High Pleading Standard Imposed by Federal Circuit for False Marking Claims

by: Joseph R. Carnicella, intellectual property associate with Picadio Sneath Miller & Norton, P.C.

In In Re BP Lubricants USA Inc., No. 960, 2011 U.S. App. LEXIS 5015 (Fed. Cir. March 15, 2011), BP Lubricants USA Inc. filed a petition for a writ of mandamus after the Northern District of Illinois denied BP’s motion to dismiss a complaint filed by a patent attorney as a qui tam relator on behalf of the United States pursuant to 35 U.S.C. § 292.  The complaint alleged generally that BP falsely marked products as covered by a patent that expired in 2005.  The district court relied on Exergen Corp. v. Wal-Mart Stores, Inc. and determined that the complaint alleged circumstances with enough particularity regarding the intent to deceive to satisfy Rule 9(b).

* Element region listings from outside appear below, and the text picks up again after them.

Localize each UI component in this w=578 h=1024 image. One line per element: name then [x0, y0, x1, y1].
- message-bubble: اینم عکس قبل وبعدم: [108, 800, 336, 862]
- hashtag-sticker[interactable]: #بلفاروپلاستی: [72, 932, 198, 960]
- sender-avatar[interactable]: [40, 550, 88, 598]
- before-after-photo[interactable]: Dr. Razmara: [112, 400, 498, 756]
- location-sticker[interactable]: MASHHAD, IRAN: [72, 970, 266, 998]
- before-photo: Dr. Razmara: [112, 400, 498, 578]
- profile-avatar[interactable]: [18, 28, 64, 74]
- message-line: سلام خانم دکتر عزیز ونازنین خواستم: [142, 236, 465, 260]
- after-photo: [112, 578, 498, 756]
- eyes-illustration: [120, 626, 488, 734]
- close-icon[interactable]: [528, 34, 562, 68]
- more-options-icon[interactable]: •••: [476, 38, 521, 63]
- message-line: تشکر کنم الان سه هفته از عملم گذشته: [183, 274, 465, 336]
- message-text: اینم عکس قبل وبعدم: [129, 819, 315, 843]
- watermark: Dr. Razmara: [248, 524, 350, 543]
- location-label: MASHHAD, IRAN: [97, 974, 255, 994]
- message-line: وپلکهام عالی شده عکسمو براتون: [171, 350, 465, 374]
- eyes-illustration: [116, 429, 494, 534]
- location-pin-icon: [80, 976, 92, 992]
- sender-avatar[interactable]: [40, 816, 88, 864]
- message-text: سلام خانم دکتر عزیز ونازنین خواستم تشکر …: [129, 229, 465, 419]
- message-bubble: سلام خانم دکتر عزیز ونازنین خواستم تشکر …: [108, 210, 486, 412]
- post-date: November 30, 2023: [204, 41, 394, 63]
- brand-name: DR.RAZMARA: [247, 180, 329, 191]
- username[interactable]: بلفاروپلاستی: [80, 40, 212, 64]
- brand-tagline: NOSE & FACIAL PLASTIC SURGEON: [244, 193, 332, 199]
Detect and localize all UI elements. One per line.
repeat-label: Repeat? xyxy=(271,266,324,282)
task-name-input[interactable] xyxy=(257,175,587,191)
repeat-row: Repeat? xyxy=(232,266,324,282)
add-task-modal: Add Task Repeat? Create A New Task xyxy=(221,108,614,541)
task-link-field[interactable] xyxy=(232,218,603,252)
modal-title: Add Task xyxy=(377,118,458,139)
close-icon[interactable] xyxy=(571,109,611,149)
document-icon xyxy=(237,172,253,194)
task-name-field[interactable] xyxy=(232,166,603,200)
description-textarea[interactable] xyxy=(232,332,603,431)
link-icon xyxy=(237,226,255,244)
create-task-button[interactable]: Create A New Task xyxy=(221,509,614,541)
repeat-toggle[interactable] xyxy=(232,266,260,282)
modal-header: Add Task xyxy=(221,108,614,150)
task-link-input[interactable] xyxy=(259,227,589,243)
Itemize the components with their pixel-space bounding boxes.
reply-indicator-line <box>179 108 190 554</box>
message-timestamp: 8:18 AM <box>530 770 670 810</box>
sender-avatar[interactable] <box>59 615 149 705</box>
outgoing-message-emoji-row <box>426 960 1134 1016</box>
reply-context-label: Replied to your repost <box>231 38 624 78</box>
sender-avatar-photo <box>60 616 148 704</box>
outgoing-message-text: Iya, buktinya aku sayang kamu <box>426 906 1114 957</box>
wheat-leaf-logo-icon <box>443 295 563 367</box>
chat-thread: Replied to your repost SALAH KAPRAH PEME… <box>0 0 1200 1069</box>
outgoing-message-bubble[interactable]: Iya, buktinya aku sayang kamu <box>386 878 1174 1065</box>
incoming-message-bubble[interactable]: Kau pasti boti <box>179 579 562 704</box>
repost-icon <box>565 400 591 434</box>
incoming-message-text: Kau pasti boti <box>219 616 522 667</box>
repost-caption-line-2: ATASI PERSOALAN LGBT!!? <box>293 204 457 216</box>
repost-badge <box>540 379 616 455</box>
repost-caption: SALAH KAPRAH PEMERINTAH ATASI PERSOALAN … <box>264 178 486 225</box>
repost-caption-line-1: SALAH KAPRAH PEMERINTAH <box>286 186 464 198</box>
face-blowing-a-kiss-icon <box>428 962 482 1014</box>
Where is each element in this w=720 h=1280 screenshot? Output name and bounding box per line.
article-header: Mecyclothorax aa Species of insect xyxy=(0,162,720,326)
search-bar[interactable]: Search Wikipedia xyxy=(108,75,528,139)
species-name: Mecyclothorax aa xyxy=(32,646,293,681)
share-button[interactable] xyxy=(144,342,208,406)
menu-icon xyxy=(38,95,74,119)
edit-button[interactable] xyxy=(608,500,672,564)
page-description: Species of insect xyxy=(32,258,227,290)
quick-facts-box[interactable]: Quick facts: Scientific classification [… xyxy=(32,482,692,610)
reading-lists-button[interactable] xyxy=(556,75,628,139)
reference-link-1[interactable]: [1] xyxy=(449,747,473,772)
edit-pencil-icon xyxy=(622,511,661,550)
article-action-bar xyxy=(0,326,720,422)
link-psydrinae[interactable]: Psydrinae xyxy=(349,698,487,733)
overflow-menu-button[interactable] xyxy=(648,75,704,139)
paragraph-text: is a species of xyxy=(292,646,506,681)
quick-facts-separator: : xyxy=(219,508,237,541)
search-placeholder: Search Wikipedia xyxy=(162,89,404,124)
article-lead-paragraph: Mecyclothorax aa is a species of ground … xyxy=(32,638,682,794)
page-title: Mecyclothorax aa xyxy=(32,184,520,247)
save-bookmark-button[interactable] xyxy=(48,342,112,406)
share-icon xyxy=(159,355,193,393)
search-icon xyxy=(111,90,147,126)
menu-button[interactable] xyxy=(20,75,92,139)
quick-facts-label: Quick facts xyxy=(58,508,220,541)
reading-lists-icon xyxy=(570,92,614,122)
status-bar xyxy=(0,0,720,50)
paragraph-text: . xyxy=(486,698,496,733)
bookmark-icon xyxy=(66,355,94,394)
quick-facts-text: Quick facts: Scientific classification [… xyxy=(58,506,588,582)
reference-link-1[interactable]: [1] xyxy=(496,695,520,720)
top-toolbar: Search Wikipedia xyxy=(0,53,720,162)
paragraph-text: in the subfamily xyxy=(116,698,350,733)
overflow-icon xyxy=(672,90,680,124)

In its petition, BP asserted that the complaint lacked sufficient facts for a court to reasonably infer that BP knew its patent had expired when it was marking its products.  The Federal Circuit concluded that false marking claims should be treated analogously to actions brought under the False Claims Act and held that “Rule 9(b)’s particularity requirement applies to false marking claims and that a complaint alleging false marking is insufficient when it only asserts conclusory allegations that a defendant is a ‘sophisticated company’ and ‘knew or should have known’ that the patent expired.”